Thanks for any info,
Bish
Replies
I've installed pre-oiled larch with a floor nailer and never had any problems with dimpling from the machine compressing the wood. You say this was red oak; that's a lot harder than larch, to say the least. Unless one of your guys was really mad at the IRS that day and was hitting the nailer as hard as he'd liked to have hit the auditor, I can't see how a serious dimpling problem could have occurred.
The customer does sound like a whiner from your description. If you have to turn the lights down low and stick your face down on the floor to see a problem, it doesn't seem to me that a complete tear out is justified.
Replace any new dimpled boards you found on round two, but make the customer sign off forever on that floor before you do that. Then dump him. If he crawls around with his face on the floor looking for dings, his next trick will be to hold up a 10-foot straightedge to the gyprock to find the butt joints....
Dinosaur
A day may come when the courage of men fails,when we forsake our friends and break all bonds of fellowship...
But it is not this day.
I have seen that, done it myself hitting the nailer too hard, if worst comes to worst refinish the floor. A good sanding should take out the puckering you have described. Have a floor finisher look at it, don't take anymore out until you do that.

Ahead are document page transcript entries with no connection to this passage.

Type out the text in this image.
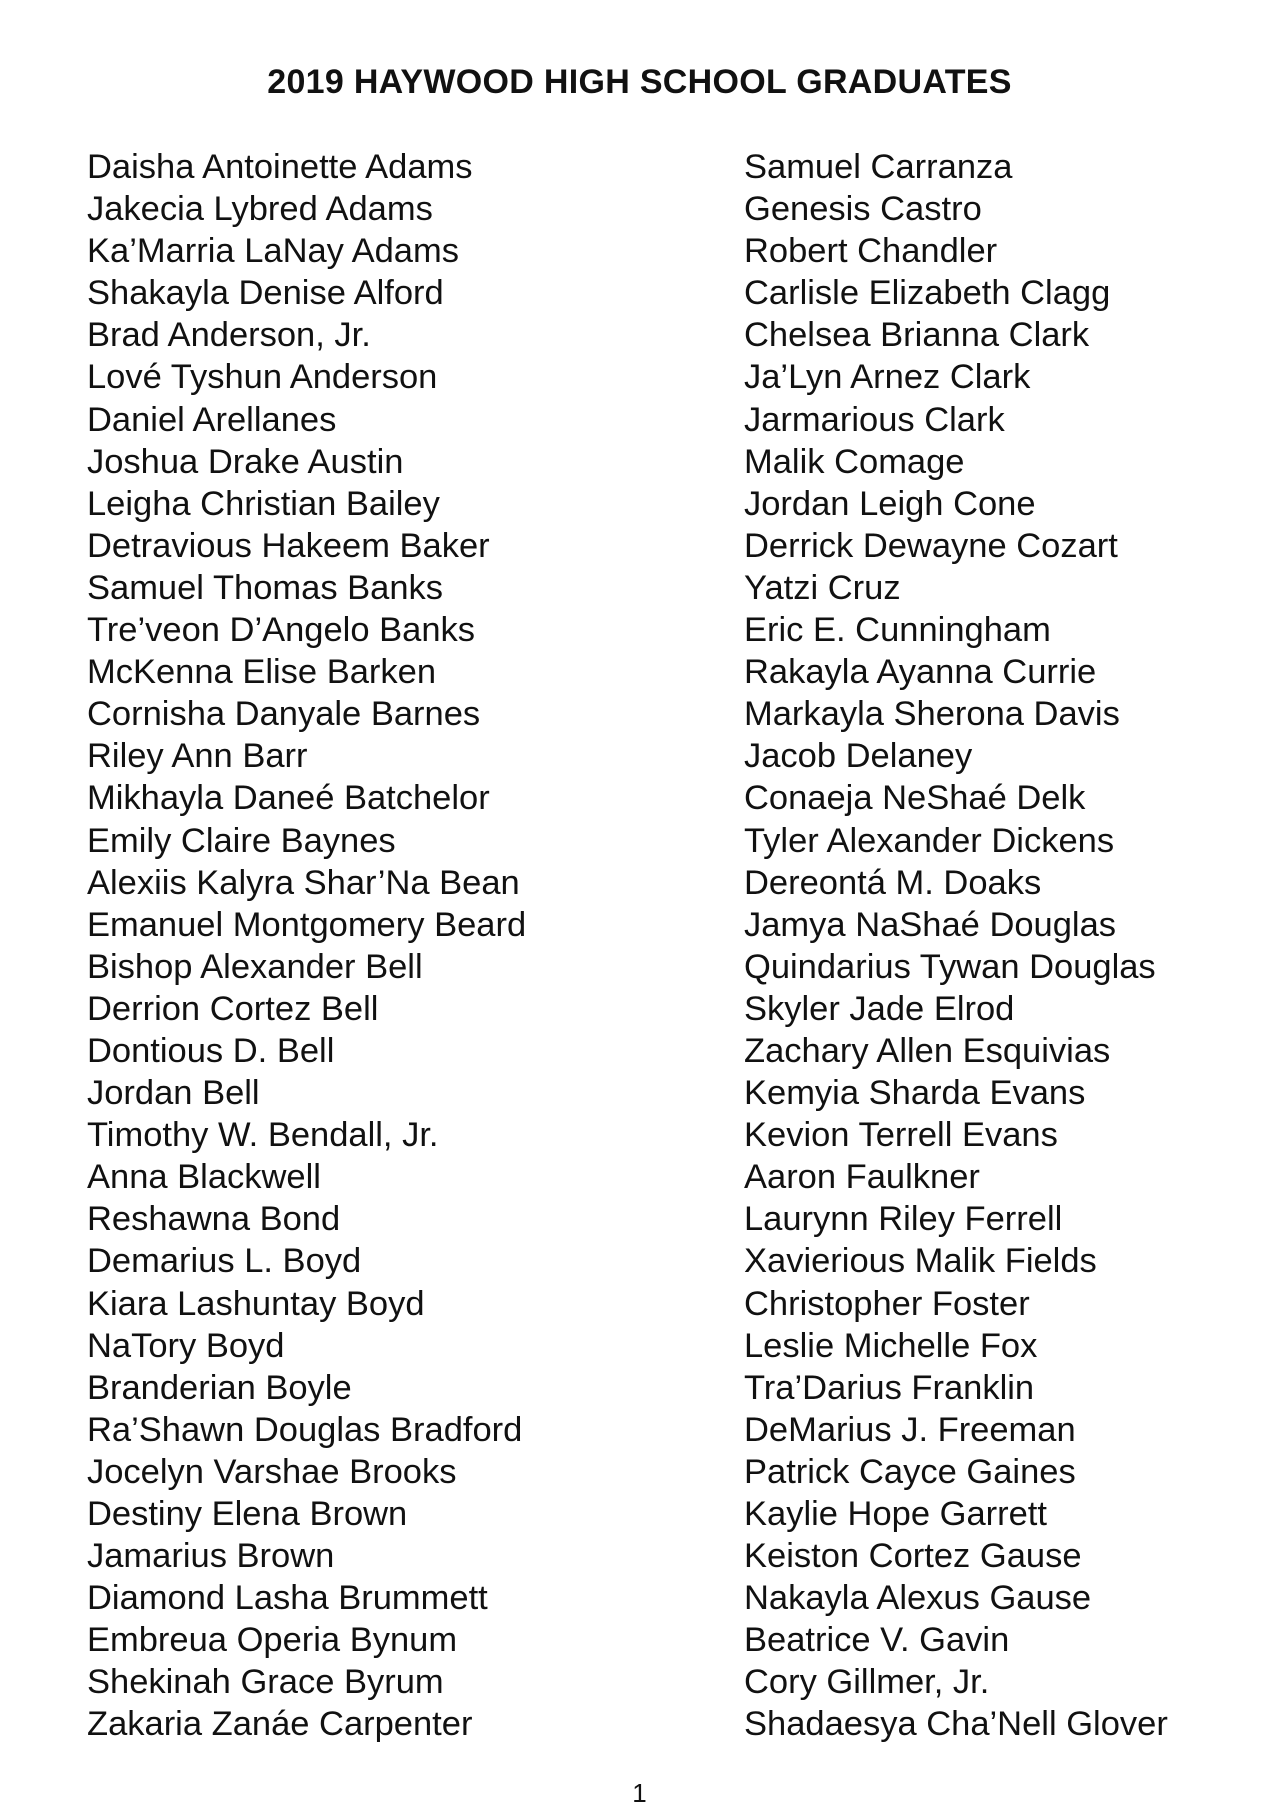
2019 HAYWOOD HIGH SCHOOL GRADUATES
Daisha Antoinette Adams
Jakecia Lybred Adams
Ka’Marria LaNay Adams
Shakayla Denise Alford
Brad Anderson, Jr.
Lové Tyshun Anderson
Daniel Arellanes
Joshua Drake Austin
Leigha Christian Bailey
Detravious Hakeem Baker
Samuel Thomas Banks
Tre’veon D’Angelo Banks
McKenna Elise Barken
Cornisha Danyale Barnes
Riley Ann Barr
Mikhayla Daneé Batchelor
Emily Claire Baynes
Alexiis Kalyra Shar’Na Bean
Emanuel Montgomery Beard
Bishop Alexander Bell
Derrion Cortez Bell
Dontious D. Bell
Jordan Bell
Timothy W. Bendall, Jr.
Anna Blackwell
Reshawna Bond
Demarius L. Boyd
Kiara Lashuntay Boyd
NaTory Boyd
Branderian Boyle
Ra’Shawn Douglas Bradford
Jocelyn Varshae Brooks
Destiny Elena Brown
Jamarius Brown
Diamond Lasha Brummett
Embreua Operia Bynum
Shekinah Grace Byrum
Zakaria Zanáe Carpenter
Samuel Carranza
Genesis Castro
Robert Chandler
Carlisle Elizabeth Clagg
Chelsea Brianna Clark
Ja’Lyn Arnez Clark
Jarmarious Clark
Malik Comage
Jordan Leigh Cone
Derrick Dewayne Cozart
Yatzi Cruz
Eric E. Cunningham
Rakayla Ayanna Currie
Markayla Sherona Davis
Jacob Delaney
Conaeja NeShaé Delk
Tyler Alexander Dickens
Dereontá M. Doaks
Jamya NaShaé Douglas
Quindarius Tywan Douglas
Skyler Jade Elrod
Zachary Allen Esquivias
Kemyia Sharda Evans
Kevion Terrell Evans
Aaron Faulkner
Laurynn Riley Ferrell
Xavierious Malik Fields
Christopher Foster
Leslie Michelle Fox
Tra’Darius Franklin
DeMarius J. Freeman
Patrick Cayce Gaines
Kaylie Hope Garrett
Keiston Cortez Gause
Nakayla Alexus Gause
Beatrice V. Gavin
Cory Gillmer, Jr.
Shadaesya Cha’Nell Glover
1
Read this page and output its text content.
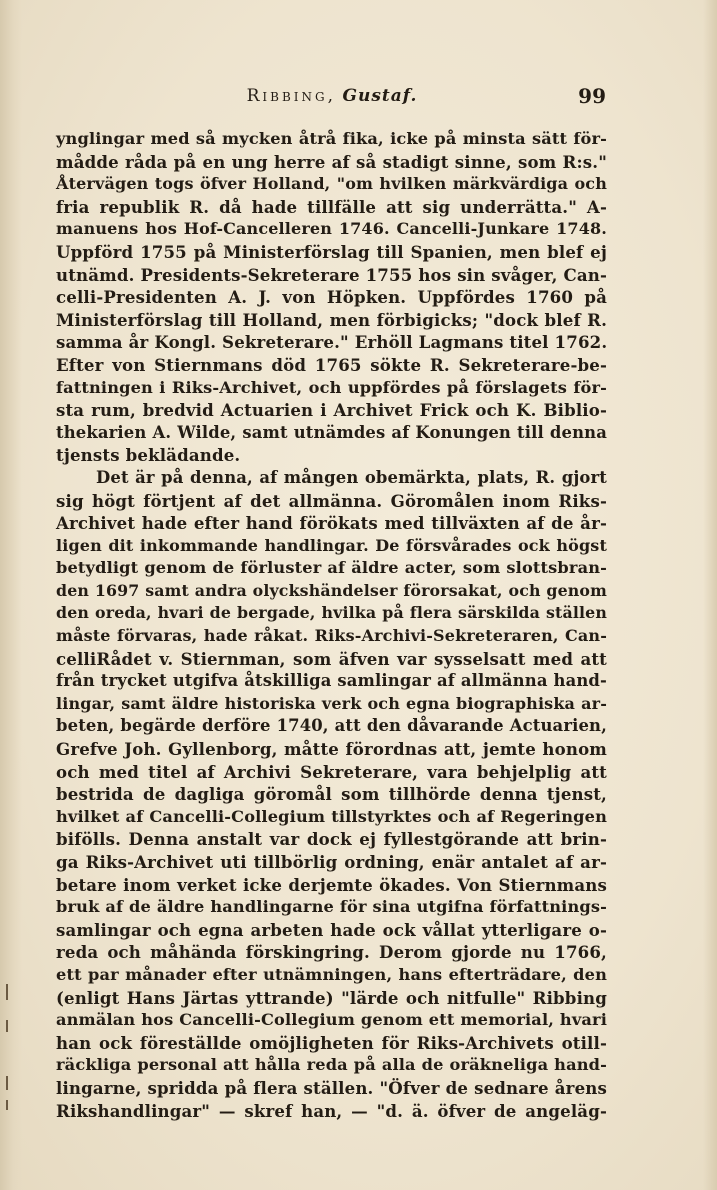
Ribbing, Gustaf.	99
ynglingar med så mycken åtrå fika, icke på minsta sätt för-
mådde råda på en ung herre af så stadigt sinne, som R:s."
Återvägen togs öfver Holland, "om hvilken märkvärdiga och
fria republik R. då hade tillfälle att sig underrätta." A-
manuens hos Hof-Cancelleren 1746. Cancelli-Junkare 1748.
Uppförd 1755 på Ministerförslag till Spanien, men blef ej
utnämd. Presidents-Sekreterare 1755 hos sin svåger, Can-
celli-Presidenten A. J. von Höpken. Uppfördes 1760 på
Ministerförslag till Holland, men förbigicks; "dock blef R.
samma år Kongl. Sekreterare." Erhöll Lagmans titel 1762.
Efter von Stiernmans död 1765 sökte R. Sekreterare-be-
fattningen i Riks-Archivet, och uppfördes på förslagets för-
sta rum, bredvid Actuarien i Archivet Frick och K. Biblio-
thekarien A. Wilde, samt utnämdes af Konungen till denna
tjensts beklädande.
Det är på denna, af mången obemärkta, plats, R. gjort
sig högt förtjent af det allmänna. Göromålen inom Riks-
Archivet hade efter hand förökats med tillväxten af de år-
ligen dit inkommande handlingar. De försvårades ock högst
betydligt genom de förluster af äldre acter, som slottsbran-
den 1697 samt andra olyckshändelser förorsakat, och genom
den oreda, hvari de bergade, hvilka på flera särskilda ställen
måste förvaras, hade råkat. Riks-Archivi-Sekreteraren, Can-
celliRådet v. Stiernman, som äfven var sysselsatt med att
från trycket utgifva åtskilliga samlingar af allmänna hand-
lingar, samt äldre historiska verk och egna biographiska ar-
beten, begärde derföre 1740, att den dåvarande Actuarien,
Grefve Joh. Gyllenborg, måtte förordnas att, jemte honom
och med titel af Archivi Sekreterare, vara behjelplig att
bestrida de dagliga göromål som tillhörde denna tjenst,
hvilket af Cancelli-Collegium tillstyrktes och af Regeringen
bifölls. Denna anstalt var dock ej fyllestgörande att brin-
ga Riks-Archivet uti tillbörlig ordning, enär antalet af ar-
betare inom verket icke derjemte ökades. Von Stiernmans
bruk af de äldre handlingarne för sina utgifna författnings-
samlingar och egna arbeten hade ock vållat ytterligare o-
reda och måhända förskingring. Derom gjorde nu 1766,
ett par månader efter utnämningen, hans efterträdare, den
(enligt Hans Järtas yttrande) "lärde och nitfulle" Ribbing
anmälan hos Cancelli-Collegium genom ett memorial, hvari
han ock föreställde omöjligheten för Riks-Archivets otill-
räckliga personal att hålla reda på alla de oräkneliga hand-
lingarne, spridda på flera ställen. "Öfver de sednare årens
Rikshandlingar" — skref han, — "d. ä. öfver de angeläg-
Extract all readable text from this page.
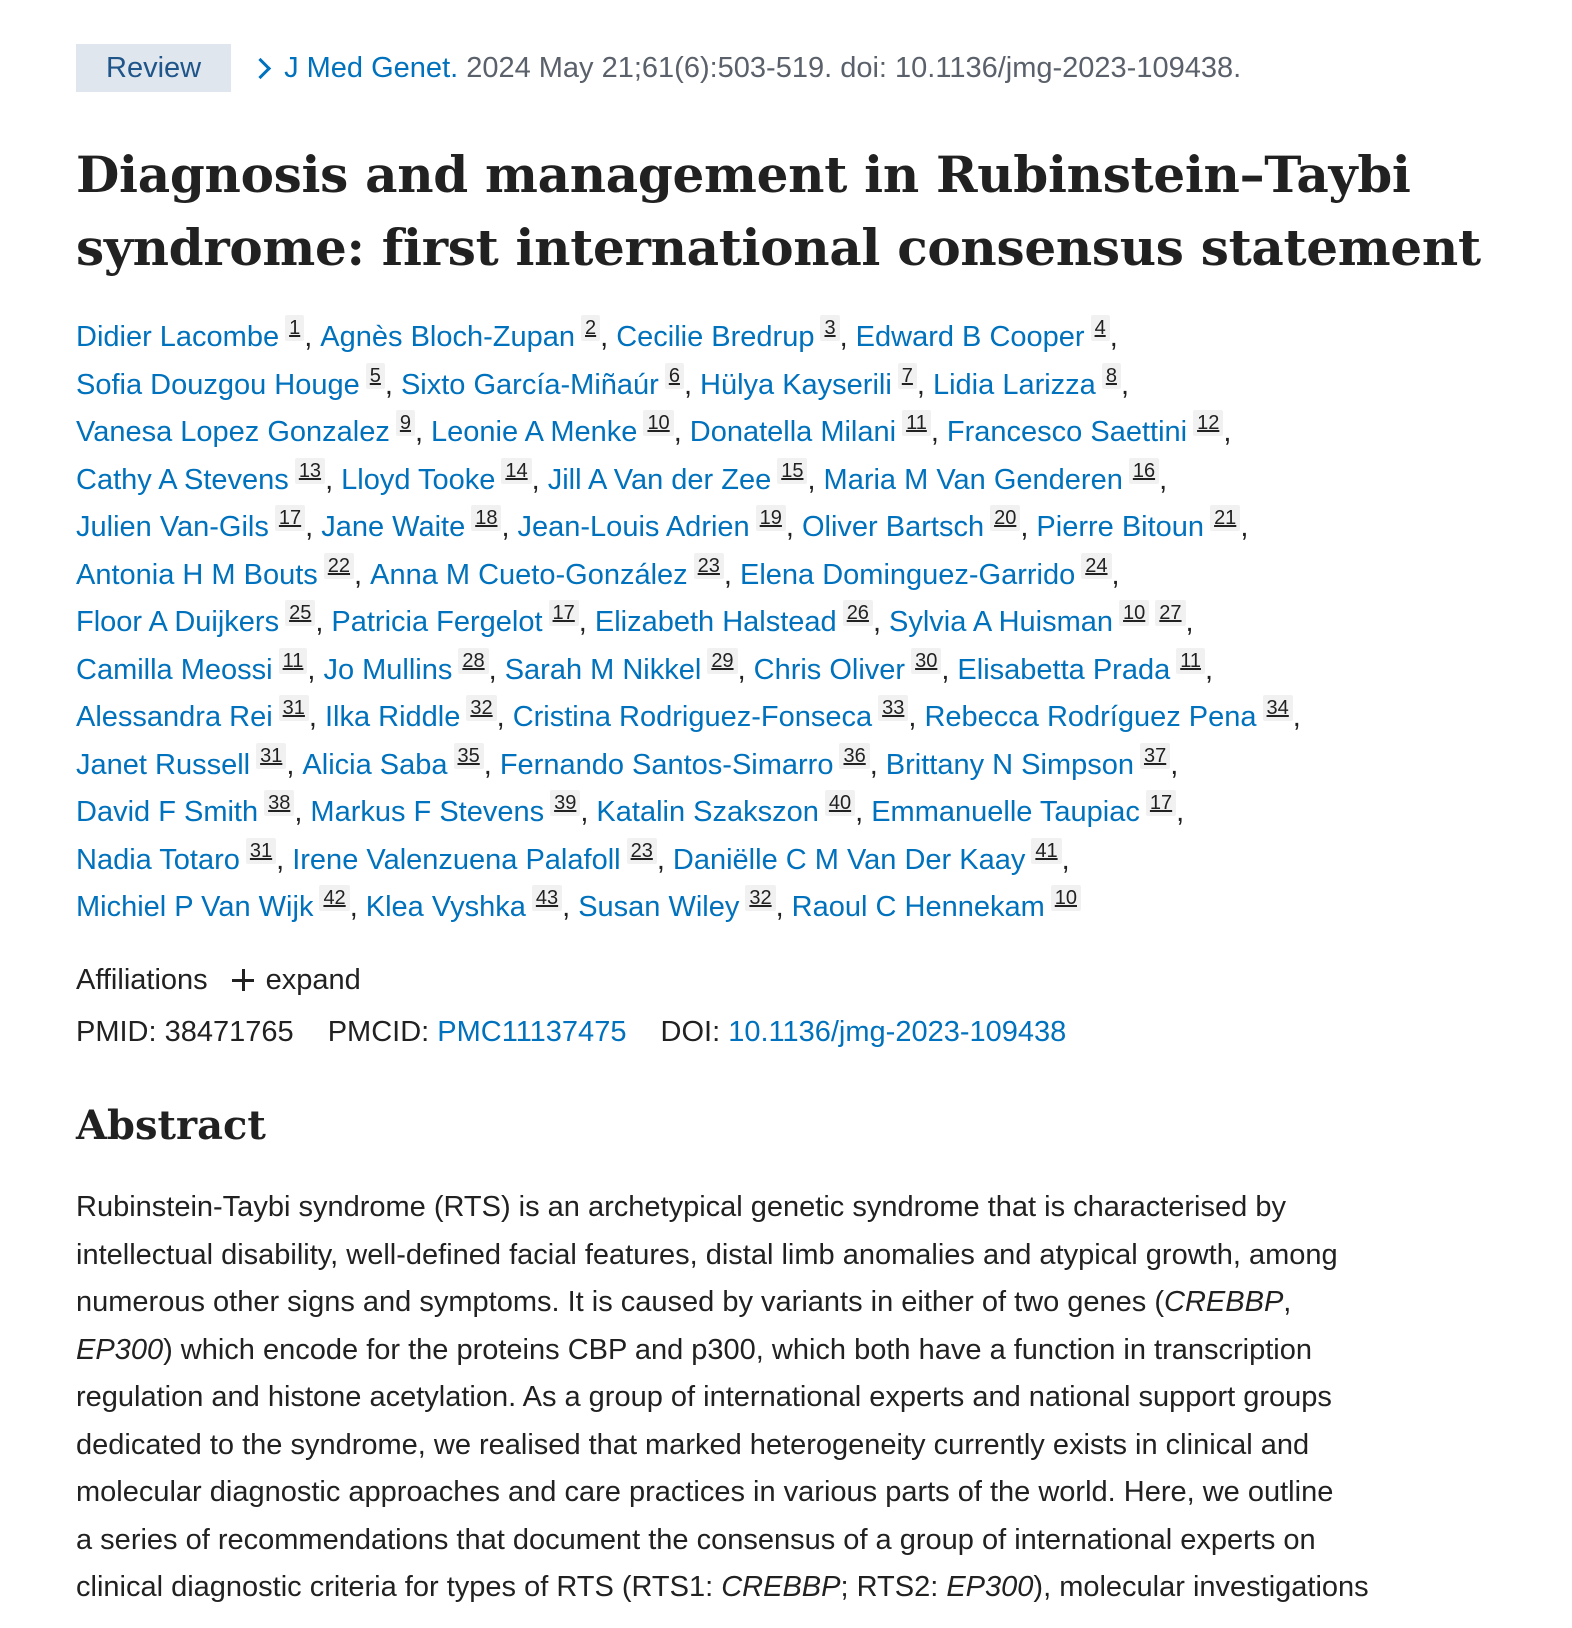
Review	J Med Genet. 2024 May 21;61(6):503-519. doi: 10.1136/jmg-2023-109438.
Diagnosis and management in Rubinstein–Taybi
syndrome: first international consensus statement
Didier Lacombe 1 , Agnès Bloch-Zupan 2 , Cecilie Bredrup 3 , Edward B Cooper 4 ,
Sofia Douzgou Houge 5 , Sixto García-Miñaúr 6 , Hülya Kayserili 7 , Lidia Larizza 8 ,
Vanesa Lopez Gonzalez 9 , Leonie A Menke 10 , Donatella Milani 11 , Francesco Saettini 12 ,
Cathy A Stevens 13 , Lloyd Tooke 14 , Jill A Van der Zee 15 , Maria M Van Genderen 16 ,
Julien Van-Gils 17 , Jane Waite 18 , Jean-Louis Adrien 19 , Oliver Bartsch 20 , Pierre Bitoun 21 ,
Antonia H M Bouts 22 , Anna M Cueto-González 23 , Elena Dominguez-Garrido 24 ,
Floor A Duijkers 25 , Patricia Fergelot 17 , Elizabeth Halstead 26 , Sylvia A Huisman 10 27 ,
Camilla Meossi 11 , Jo Mullins 28 , Sarah M Nikkel 29 , Chris Oliver 30 , Elisabetta Prada 11 ,
Alessandra Rei 31 , Ilka Riddle 32 , Cristina Rodriguez-Fonseca 33 , Rebecca Rodríguez Pena 34 ,
Janet Russell 31 , Alicia Saba 35 , Fernando Santos-Simarro 36 , Brittany N Simpson 37 ,
David F Smith 38 , Markus F Stevens 39 , Katalin Szakszon 40 , Emmanuelle Taupiac 17 ,
Nadia Totaro 31 , Irene Valenzuena Palafoll 23 , Daniëlle C M Van Der Kaay 41 ,
Michiel P Van Wijk 42 , Klea Vyshka 43 , Susan Wiley 32 , Raoul C Hennekam 10
Affiliations expand
PMID: 38471765 PMCID: PMC11137475 DOI: 10.1136/jmg-2023-109438
Abstract
Rubinstein-Taybi syndrome (RTS) is an archetypical genetic syndrome that is characterised by
intellectual disability, well-defined facial features, distal limb anomalies and atypical growth, among
numerous other signs and symptoms. It is caused by variants in either of two genes (CREBBP,
EP300) which encode for the proteins CBP and p300, which both have a function in transcription
regulation and histone acetylation. As a group of international experts and national support groups
dedicated to the syndrome, we realised that marked heterogeneity currently exists in clinical and
molecular diagnostic approaches and care practices in various parts of the world. Here, we outline
a series of recommendations that document the consensus of a group of international experts on
clinical diagnostic criteria for types of RTS (RTS1: CREBBP; RTS2: EP300), molecular investigations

Thanks for the input guys. I actually did most of the install myself, and wasn't too tee'd off at anyone that I can recall. Seriously, I wasn't swinging very hard at all, but I guess maybe I don't know my own strength. As for sanding and refinishing, they don't want to do that because the flooring came with that aluminum oxide type finish with a 20 year wear warranty. I'm still pushing for replacing what's bad. Does anyone see any big issues with my replacement technique? I don't know any other method that would work.Bish
If it were my floor, I'd agree with David and say refinish the existing floor. But then again, I hate the microbevel of prefinished flooring.